Used to be (like, five years ago) that specialty, one-off beers were rare birds. Most breweries hadn't started a barrel-aging program, and seasonal releases were good for variety, but they weren't particularly exotic beers. When a brewery did release something strange and special, beer geeks flocked to check it out. Beer fests accelerated the phenomenon by giving breweries an opportunity to highlight rarities and special beers. Breweries started developing barrel programs.
Fast forward to 2011. There has been an event like the one at Beermongers nearly every weekend of the spring and summer (sometimes more than one), and breweries are the font of dozens of one-off beers every month. The thing is, mostly these appeal to beer geeks. And, while there are lots of beer geeks, there aren't an infinite supply. We can only drink so many new beers. I know from my own habits that this is a process of selection. Devonshire White Ale, yes. Double gin-barrel aged wit, no. This fest, yes; that one, no. It's not that I'm not interested in all these beers and fests, it's that I can't enjoy them all. So I skip some--and in truth, most.

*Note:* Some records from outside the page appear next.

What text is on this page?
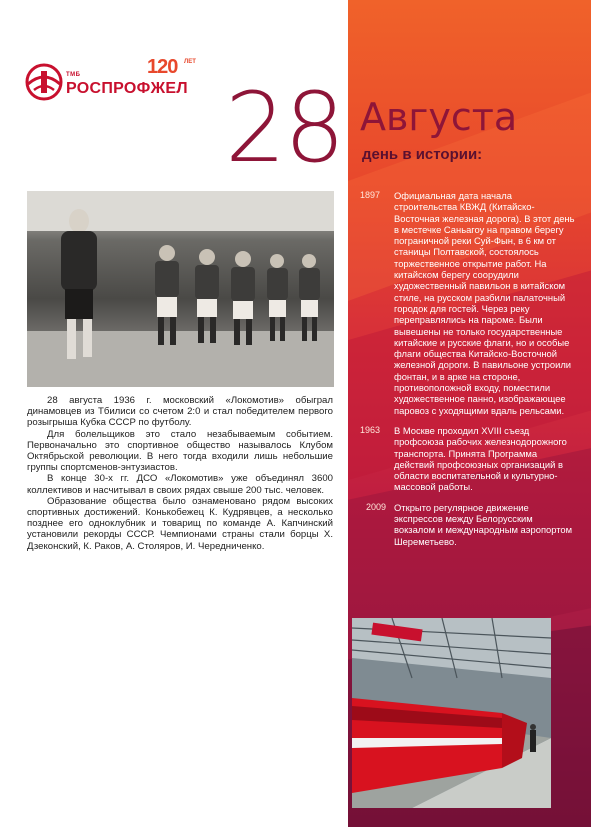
ТМБ
РОСПРОФЖЕЛ
120 ЛЕТ
28 Августа
день в истории:

28 августа 1936 г. московский «Локомотив» обыграл динамовцев из Тбилиси со счетом 2:0 и стал победителем первого розыгрыша Кубка СССР по футболу.

Для болельщиков это стало незабываемым событием. Первоначально это спортивное общество называлось Клубом Октябрьской революции. В него тогда входили лишь небольшие группы спортсменов-энтузиастов.

В конце 30-х гг. ДСО «Локомотив» уже объединял 3600 коллективов и насчитывал в своих рядах свыше 200 тыс. человек.

Образование общества было ознаменовано рядом высоких спортивных достижений. Конькобежец К. Кудрявцев, а несколько позднее его одноклубник и товарищ по команде А. Капчинский установили рекорды СССР. Чемпионами страны стали борцы Х. Дзеконский, К. Раков, А. Столяров, И. Чередниченко.

1897 Официальная дата начала строительства КВЖД (Китайско-Восточная железная дорога). В этот день в местечке Саньагоу на правом берегу пограничной реки Суй-Фын, в 6 км от станицы Полтавской, состоялось торжественное открытие работ. На китайском берегу соорудили художественный павильон в китайском стиле, на русском разбили палаточный городок для гостей. Через реку переправлялись на пароме. Были вывешены не только государственные китайские и русские флаги, но и особые флаги общества Китайско-Восточной железной дороги. В павильоне устроили фонтан, и в арке на стороне, противоположной входу, поместили художественное панно, изображающее паровоз с уходящими вдаль рельсами.
1963 В Москве проходил XVIII съезд профсоюза рабочих железнодорожного транспорта. Принята Программа действий профсоюзных организаций в области воспитательной и культурно-массовой работы.
2009 Открыто регулярное движение экспрессов между Белорусским вокзалом и международным аэропортом Шереметьево.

One other observation. While I do like one-off beers, I actually like beers that stay around even more. I like to get to know a beer over time, and I still mix up new beers with old standbys in my rotation. When I try new beers, there's something satisfying in knowing that it won't be the last time I get to drink it. One-offs have their place, but ephemera begs to be considered dispensable, and I succumb to that impulse.